Mantel tests revealed that the compositions of bacterial communities were significantly related to the environmental factors DC/DN, C/N, DN, NO3, Se and longitude (Figure 5c). The host-linked viral communities were significantly related to bacterial communities (mantel statistic r=0.44, p<0.001), and they were significantly sensitive to the changes of geographic distance (longitude), soil pH, and concentration of metal element Ba, Ni, As, Mo, La, Nd, and Zn (Figure 5c). The network based on the Spearman correlation coefficient indicated that pH, longitude, P, Zn, and moisture have a higher connection degree compared to other environmental factors (Figure S7). pH was strongly correlated to the phages infecting Actinobacteriota, Acidobacteriia, Gammaproteobacteria, but not to the abundance of these taxa in soil metagenome (Figure S8). The relative abundances of Actinobacteria-linked phages were positive correlated with the elevated pH, whereas the relative abundances of Acidobacteria and Gammaproteobacteria-linked phages were negative correlated with pH (Figure S8).
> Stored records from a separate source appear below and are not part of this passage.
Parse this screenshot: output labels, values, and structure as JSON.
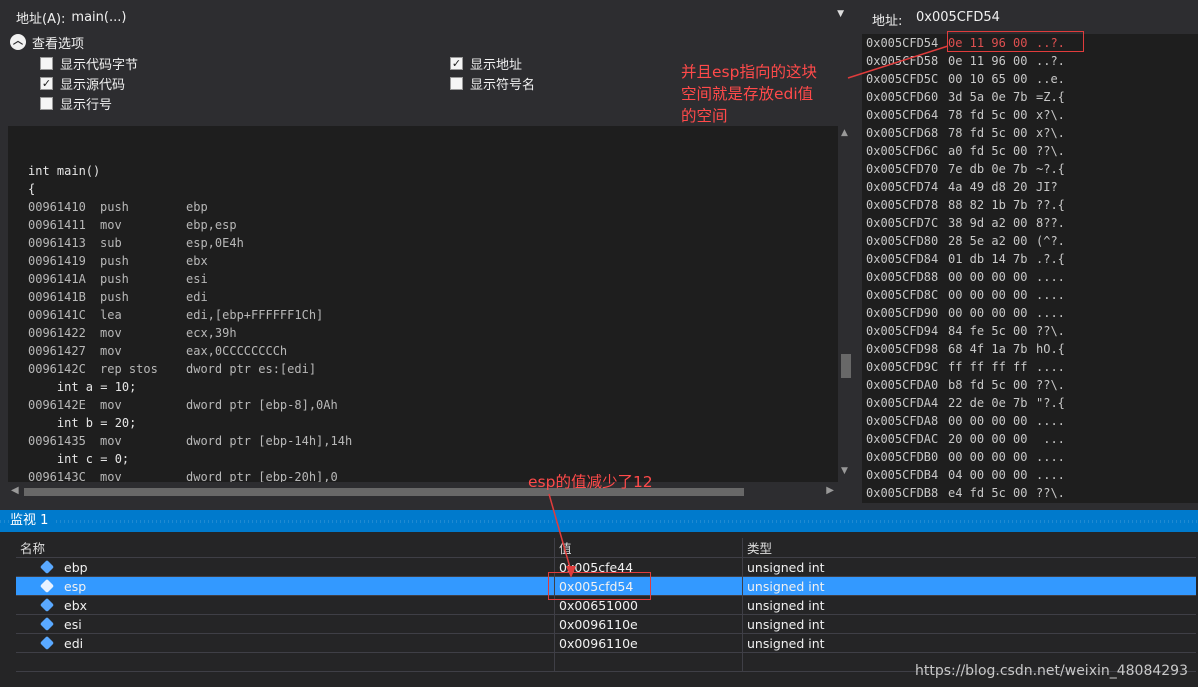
{
  "disasm": {
    "address_label": "地址(A):",
    "address_value": "main(...)",
    "view_options": {
      "header": "查看选项",
      "options": [
        {
          "label": "显示代码字节",
          "checked": false
        },
        {
          "label": "显示源代码",
          "checked": true
        },
        {
          "label": "显示行号",
          "checked": false
        },
        {
          "label": "显示地址",
          "checked": true
        },
        {
          "label": "显示符号名",
          "checked": false
        }
      ]
    },
    "lines": [
      {
        "kind": "src",
        "text": "int main()"
      },
      {
        "kind": "src",
        "text": "{"
      },
      {
        "kind": "asm",
        "addr": "00961410",
        "op": "push",
        "arg": "ebp"
      },
      {
        "kind": "asm",
        "addr": "00961411",
        "op": "mov",
        "arg": "ebp,esp"
      },
      {
        "kind": "asm",
        "addr": "00961413",
        "op": "sub",
        "arg": "esp,0E4h"
      },
      {
        "kind": "asm",
        "addr": "00961419",
        "op": "push",
        "arg": "ebx"
      },
      {
        "kind": "asm",
        "addr": "0096141A",
        "op": "push",
        "arg": "esi"
      },
      {
        "kind": "asm",
        "addr": "0096141B",
        "op": "push",
        "arg": "edi"
      },
      {
        "kind": "asm",
        "addr": "0096141C",
        "op": "lea",
        "arg": "edi,[ebp+FFFFFF1Ch]",
        "current": true
      },
      {
        "kind": "asm",
        "addr": "00961422",
        "op": "mov",
        "arg": "ecx,39h"
      },
      {
        "kind": "asm",
        "addr": "00961427",
        "op": "mov",
        "arg": "eax,0CCCCCCCCh"
      },
      {
        "kind": "asm",
        "addr": "0096142C",
        "op": "rep stos",
        "arg": "dword ptr es:[edi]"
      },
      {
        "kind": "src",
        "text": "    int a = 10;"
      },
      {
        "kind": "asm",
        "addr": "0096142E",
        "op": "mov",
        "arg": "dword ptr [ebp-8],0Ah"
      },
      {
        "kind": "src",
        "text": "    int b = 20;"
      },
      {
        "kind": "asm",
        "addr": "00961435",
        "op": "mov",
        "arg": "dword ptr [ebp-14h],14h"
      },
      {
        "kind": "src",
        "text": "    int c = 0;"
      },
      {
        "kind": "asm",
        "addr": "0096143C",
        "op": "mov",
        "arg": "dword ptr [ebp-20h],0"
      }
    ]
  },
  "memory": {
    "address_label": "地址:",
    "address_value": "0x005CFD54",
    "rows": [
      {
        "addr": "0x005CFD54",
        "bytes": "0e 11 96 00",
        "chars": "..?."
      },
      {
        "addr": "0x005CFD58",
        "bytes": "0e 11 96 00",
        "chars": "..?."
      },
      {
        "addr": "0x005CFD5C",
        "bytes": "00 10 65 00",
        "chars": "..e."
      },
      {
        "addr": "0x005CFD60",
        "bytes": "3d 5a 0e 7b",
        "chars": "=Z.{"
      },
      {
        "addr": "0x005CFD64",
        "bytes": "78 fd 5c 00",
        "chars": "x?\\."
      },
      {
        "addr": "0x005CFD68",
        "bytes": "78 fd 5c 00",
        "chars": "x?\\."
      },
      {
        "addr": "0x005CFD6C",
        "bytes": "a0 fd 5c 00",
        "chars": "??\\."
      },
      {
        "addr": "0x005CFD70",
        "bytes": "7e db 0e 7b",
        "chars": "~?.{"
      },
      {
        "addr": "0x005CFD74",
        "bytes": "4a 49 d8 20",
        "chars": "JI? "
      },
      {
        "addr": "0x005CFD78",
        "bytes": "88 82 1b 7b",
        "chars": "??.{"
      },
      {
        "addr": "0x005CFD7C",
        "bytes": "38 9d a2 00",
        "chars": "8??."
      },
      {
        "addr": "0x005CFD80",
        "bytes": "28 5e a2 00",
        "chars": "(^?."
      },
      {
        "addr": "0x005CFD84",
        "bytes": "01 db 14 7b",
        "chars": ".?.{"
      },
      {
        "addr": "0x005CFD88",
        "bytes": "00 00 00 00",
        "chars": "...."
      },
      {
        "addr": "0x005CFD8C",
        "bytes": "00 00 00 00",
        "chars": "...."
      },
      {
        "addr": "0x005CFD90",
        "bytes": "00 00 00 00",
        "chars": "...."
      },
      {
        "addr": "0x005CFD94",
        "bytes": "84 fe 5c 00",
        "chars": "??\\."
      },
      {
        "addr": "0x005CFD98",
        "bytes": "68 4f 1a 7b",
        "chars": "hO.{"
      },
      {
        "addr": "0x005CFD9C",
        "bytes": "ff ff ff ff",
        "chars": "...."
      },
      {
        "addr": "0x005CFDA0",
        "bytes": "b8 fd 5c 00",
        "chars": "??\\."
      },
      {
        "addr": "0x005CFDA4",
        "bytes": "22 de 0e 7b",
        "chars": "\"?.{"
      },
      {
        "addr": "0x005CFDA8",
        "bytes": "00 00 00 00",
        "chars": "...."
      },
      {
        "addr": "0x005CFDAC",
        "bytes": "20 00 00 00",
        "chars": " ..."
      },
      {
        "addr": "0x005CFDB0",
        "bytes": "00 00 00 00",
        "chars": "...."
      },
      {
        "addr": "0x005CFDB4",
        "bytes": "04 00 00 00",
        "chars": "...."
      },
      {
        "addr": "0x005CFDB8",
        "bytes": "e4 fd 5c 00",
        "chars": "??\\."
      }
    ]
  },
  "watch": {
    "title": "监视 1",
    "columns": [
      "名称",
      "值",
      "类型"
    ],
    "rows": [
      {
        "name": "ebp",
        "value": "0x005cfe44",
        "type": "unsigned int",
        "selected": false
      },
      {
        "name": "esp",
        "value": "0x005cfd54",
        "type": "unsigned int",
        "selected": true
      },
      {
        "name": "ebx",
        "value": "0x00651000",
        "type": "unsigned int",
        "selected": false
      },
      {
        "name": "esi",
        "value": "0x0096110e",
        "type": "unsigned int",
        "selected": false
      },
      {
        "name": "edi",
        "value": "0x0096110e",
        "type": "unsigned int",
        "selected": false
      }
    ]
  },
  "annotations": {
    "note1": [
      "并且esp指向的这块",
      "空间就是存放edi值",
      "的空间"
    ],
    "note2": "esp的值减少了12",
    "watermark": "https://blog.csdn.net/weixin_48084293"
  },
  "colors": {
    "accent": "#007acc",
    "selection": "#3399ff",
    "annotation": "#e03c3c"
  }
}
Shared VPs and microdiversity
The shared VPs based on their distribution within and between land use zones were classified as local, regional, and multi-zonal VPs (Figure 6a). In total, 44,534 VPs (74.6%) were classified as “local”, and 12,314 VPs (20.6%) were classified as “regional”. Only 2,771 VPs (4.6%) were present in at least two zones and were defined as “multi-zonal”, of which zone FO and AG only shared 103 VPs, whereas the 1,479 VPs were shared by zone FO and UG. In addition, only 76 VPs were detected in all zones, whereas there were 7,398 bacterial species (64.4% of all) presented in all zones (Figure 6a).
The microdiversity of VPs increased from local, regional to multi-zonal, despite that in FO, significant difference in the microdiversity between regional and multi-zonal VPs was not observed (Figure 6b). The microdiversity of multi-zonal VPs in FO were significantly lower than UG and AG (Figure 6c).
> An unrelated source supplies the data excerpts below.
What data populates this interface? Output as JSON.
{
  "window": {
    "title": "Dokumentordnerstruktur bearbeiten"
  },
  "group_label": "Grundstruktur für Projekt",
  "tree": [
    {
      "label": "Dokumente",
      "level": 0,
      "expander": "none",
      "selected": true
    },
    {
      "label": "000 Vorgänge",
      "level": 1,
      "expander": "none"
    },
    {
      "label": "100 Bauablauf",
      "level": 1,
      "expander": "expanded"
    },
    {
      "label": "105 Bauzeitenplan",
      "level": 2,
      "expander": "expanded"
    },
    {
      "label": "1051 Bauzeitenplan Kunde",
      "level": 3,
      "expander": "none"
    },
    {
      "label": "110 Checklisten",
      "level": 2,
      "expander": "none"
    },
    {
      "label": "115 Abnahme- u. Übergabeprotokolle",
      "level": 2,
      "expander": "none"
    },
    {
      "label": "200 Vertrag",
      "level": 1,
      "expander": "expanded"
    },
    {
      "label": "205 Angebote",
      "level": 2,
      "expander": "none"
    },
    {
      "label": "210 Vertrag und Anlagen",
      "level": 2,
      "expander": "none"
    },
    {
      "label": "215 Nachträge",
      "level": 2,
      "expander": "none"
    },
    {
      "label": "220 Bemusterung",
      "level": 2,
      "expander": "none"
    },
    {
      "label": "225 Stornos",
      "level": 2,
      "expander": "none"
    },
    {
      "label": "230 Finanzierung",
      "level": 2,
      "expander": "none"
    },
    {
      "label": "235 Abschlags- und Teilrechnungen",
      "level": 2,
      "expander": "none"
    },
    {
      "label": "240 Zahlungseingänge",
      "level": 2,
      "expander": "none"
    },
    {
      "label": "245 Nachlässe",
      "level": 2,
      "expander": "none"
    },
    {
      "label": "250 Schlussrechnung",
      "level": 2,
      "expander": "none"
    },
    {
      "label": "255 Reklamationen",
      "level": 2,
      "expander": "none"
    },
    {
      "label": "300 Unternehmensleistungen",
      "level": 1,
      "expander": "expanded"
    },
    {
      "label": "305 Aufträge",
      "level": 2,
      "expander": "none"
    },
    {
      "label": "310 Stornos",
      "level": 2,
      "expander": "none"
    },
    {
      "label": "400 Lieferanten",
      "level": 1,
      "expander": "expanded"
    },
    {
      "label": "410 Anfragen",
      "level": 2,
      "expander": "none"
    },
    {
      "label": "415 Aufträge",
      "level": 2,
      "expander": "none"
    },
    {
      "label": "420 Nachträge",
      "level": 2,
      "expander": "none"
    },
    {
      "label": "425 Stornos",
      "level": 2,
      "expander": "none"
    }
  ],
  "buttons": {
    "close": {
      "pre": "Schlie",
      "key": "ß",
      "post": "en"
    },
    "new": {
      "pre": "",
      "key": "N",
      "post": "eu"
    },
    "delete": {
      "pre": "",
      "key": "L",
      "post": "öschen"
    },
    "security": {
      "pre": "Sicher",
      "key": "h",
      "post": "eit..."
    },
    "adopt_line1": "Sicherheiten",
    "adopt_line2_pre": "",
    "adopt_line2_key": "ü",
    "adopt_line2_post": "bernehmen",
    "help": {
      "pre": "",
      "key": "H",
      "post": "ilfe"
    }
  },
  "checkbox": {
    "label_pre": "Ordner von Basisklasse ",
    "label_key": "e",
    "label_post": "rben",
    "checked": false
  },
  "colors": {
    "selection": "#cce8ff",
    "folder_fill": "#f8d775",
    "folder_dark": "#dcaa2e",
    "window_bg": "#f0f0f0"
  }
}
The connection number of node (viral population) in the gene-sharing network constructed by vContact2 were calculated. We found that the number of connections (median 47.00) of multi-zonal VPs with other VPs was significantly greater than that of regional one (median, 38), and regional one (medium, 38) was significantly greater than that of local (median, 31) (figure 6d). Subsequently, 2,771 multi-zonal VPs were observed in 1,416 VCs. The results showed that the size (median, 10) of VCs included multi-zonal VPs is significantly higher than the total (median, 4), the multi-zonal VPs prefer to exist in the large-sized VCs (figure 6e). These results demonstrated that the multi-zonal VPs shared genetic information with more VPs than local and regional in soil.
We identified genes whether under positive selection by evaluating the ratio of non-synonymous to synonymous mutations observed in gene sequences using the pN/pS equation. Of 726,331 genes tested from populations with sufficient coverage (> 5 mean coverage depth), 39,118 genes were identified as being under positive selection in at least one sample, and most of them were predicated responsible for structure and DNA metabolism (Table S6). The genes carried by local VPs yielded higher pN/pS values than those carried by regional and multi-zonal VPs (Figure 6f).